Detrich is distinguished from the instant case with respect to a crucial element — the nieces' testimony does not corroborate Feijoo's testimony as to her state of mind. Detrich testified that he had been told that the suit was intended to be worn by Dawood at his wedding, and Dawood subsequently told DEA agents that he was getting married soon. Dawood's statement clearly bolsters Detrich's testimony. On the other hand, Feijoo testified that Alcivar asked her to take the suitcase containing ladies clothing back to someone named Georgina because she, Alcivar, had been unable to sell the clothing in Ecuador. In order to corroborate Feijoo's testimony, and bolster her credibility, the nieces' testimony would have to deal with either the contents of the suitcase Feijoo was being asked to bring back to the United States and/or the reason the suitcase was being sent to the United States. There has been no proffer by the defendant that her nieces can, or will, so testify. The defendant does not claim that the caller ever discussed the contents of the suitcase with her niece, nor does she claim that the caller ever told her niece why she was sending a suitcase back to the United States. Clearly, the rationale used by the court in Detrich to admit Dawood's out of court statement is not applicable in this case.

Finally, the defendant urges the court to adopt a lower threshold for assessing the materiality of her nieces' testimony. No rule of evidence justifies such a change. But, even if a lowered materiality threshold is appropriate in a criminal case, a court does not abuse its discretion where it denies permission to depose foreign witnesses because it finds that the testimony of those witnesses could not negate the crux of the government's indictment. Ismaili, 828 F.2d at 161-62. The nieces' testimony falls short of this benchmark. Accordingly, even if the Court adopted a less strict standard to determine materiality, its decision to exclude the nieces' testimony would not be an abuse of discretion.

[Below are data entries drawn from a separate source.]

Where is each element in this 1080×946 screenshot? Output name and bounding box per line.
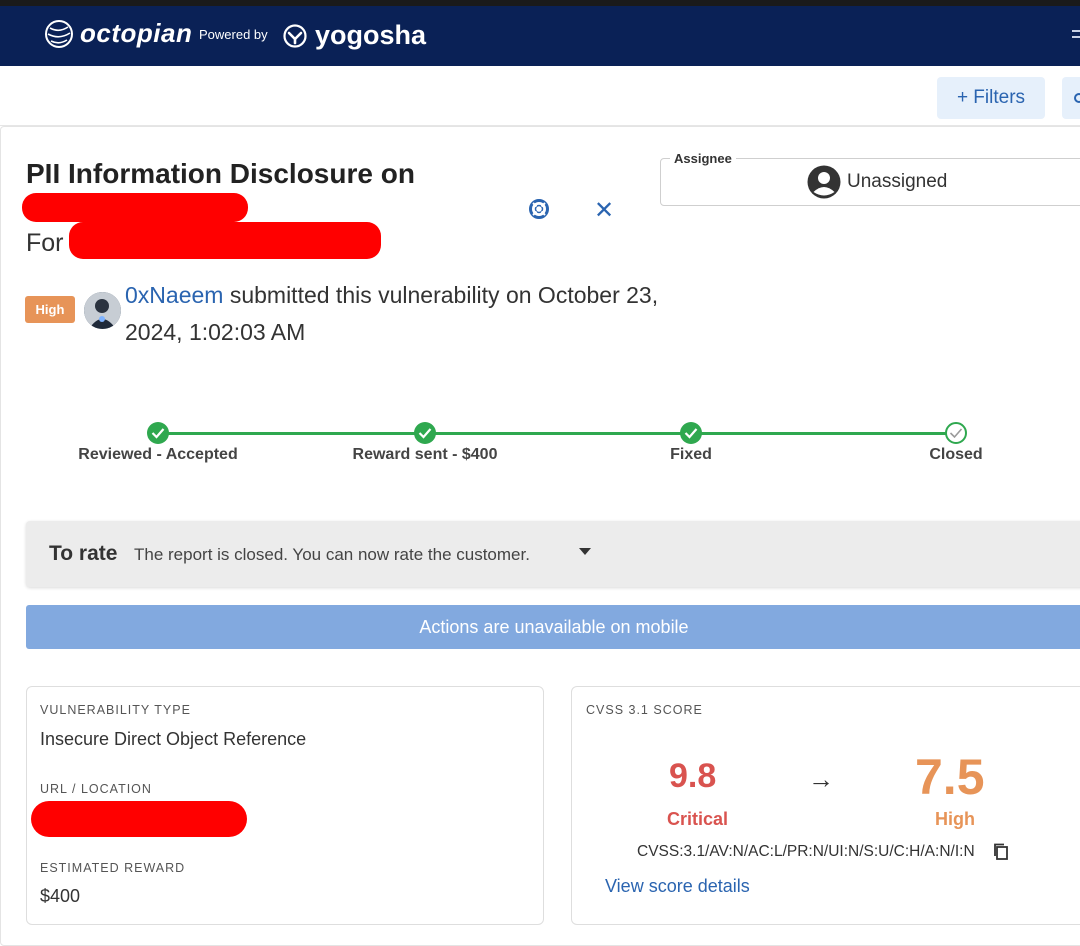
caret-down-icon[interactable] [579, 548, 591, 555]
partner-name: yogosha [315, 20, 427, 50]
redacted-program-name [22, 193, 248, 222]
step-label: Reviewed - Accepted [78, 446, 238, 463]
progress-track [158, 432, 956, 435]
actions-unavailable-bar: Actions are unavailable on mobile [26, 605, 1080, 649]
vuln-type-label: VULNERABILITY TYPE [40, 703, 191, 717]
powered-by-text: Powered by [199, 27, 268, 42]
step-closed-check-icon [945, 422, 967, 444]
globe-icon [45, 19, 73, 48]
step-reviewed-check-icon [147, 422, 169, 444]
arrow-right-icon: → [808, 764, 834, 794]
search-button[interactable] [1062, 77, 1080, 119]
step-label: Closed [929, 446, 983, 463]
view-score-details-link[interactable]: View score details [605, 876, 750, 897]
final-rating: High [935, 809, 975, 829]
account-circle-icon [807, 165, 841, 199]
filters-button[interactable]: + Filters [937, 77, 1045, 119]
yogosha-shield-icon [283, 23, 307, 48]
submitter-link[interactable]: 0xNaeem [125, 282, 223, 308]
original-rating: Critical [667, 809, 729, 829]
severity-badge: High [25, 296, 75, 323]
user-avatar-image [84, 292, 121, 329]
copy-icon[interactable] [992, 843, 1010, 861]
reward-value: $400 [40, 886, 81, 906]
step-fixed-check-icon [680, 422, 702, 444]
step-label: Reward sent - $400 [352, 446, 498, 463]
redacted-url [31, 801, 247, 837]
yogosha-logo: yogosha [283, 20, 426, 51]
brand-name: octopian [80, 18, 193, 48]
final-score: 7.5 [915, 749, 985, 805]
rating-title: To rate [49, 542, 118, 565]
step-label: Fixed [670, 446, 712, 463]
assignee-value: Unassigned [847, 171, 948, 192]
assignee-label: Assignee [670, 151, 736, 166]
cvss-label: CVSS 3.1 SCORE [586, 703, 703, 717]
octopian-logo[interactable]: octopian [44, 18, 192, 49]
rating-description: The report is closed. You can now rate t… [134, 545, 530, 564]
step-reward-check-icon [414, 422, 436, 444]
submission-info: 0xNaeem submitted this vulnerability on … [125, 277, 685, 351]
cvss-vector: CVSS:3.1/AV:N/AC:L/PR:N/UI:N/S:U/C:H/A:N… [637, 843, 975, 860]
lifebuoy-icon[interactable] [528, 198, 550, 220]
hamburger-menu-icon[interactable] [1072, 30, 1080, 44]
top-navbar: octopian Powered by yogosha [0, 6, 1080, 66]
close-icon[interactable]: ✕ [594, 196, 614, 225]
actions-notice: Actions are unavailable on mobile [419, 616, 689, 637]
original-score: 9.8 [669, 757, 717, 795]
vuln-type-value: Insecure Direct Object Reference [40, 729, 307, 749]
redacted-customer-name [69, 222, 381, 259]
for-label: For [26, 229, 64, 257]
reward-label: ESTIMATED REWARD [40, 861, 186, 875]
filters-toolbar: + Filters [0, 66, 1080, 126]
search-icon [1074, 93, 1080, 103]
avatar[interactable] [84, 292, 121, 329]
url-label: URL / LOCATION [40, 782, 152, 796]
report-title: PII Information Disclosure on [26, 158, 415, 189]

Since the Court concludes that testimony by Feijoo's nieces concerning telephone conversations they had with unidentified individuals, both prior to and after Feijoo's departure, is not material, and its absence would not result in an injustice, the defendant has not met her burden of proof. Accordingly, she may not depose her nieces with respect to this issue either.


For the aforementioned reasons Defendant's motion to take the deposition of three individuals in Ecuador, pursuant to Rule 15(a) of the Fed.R.Cr.P. is DENIED in its entirety.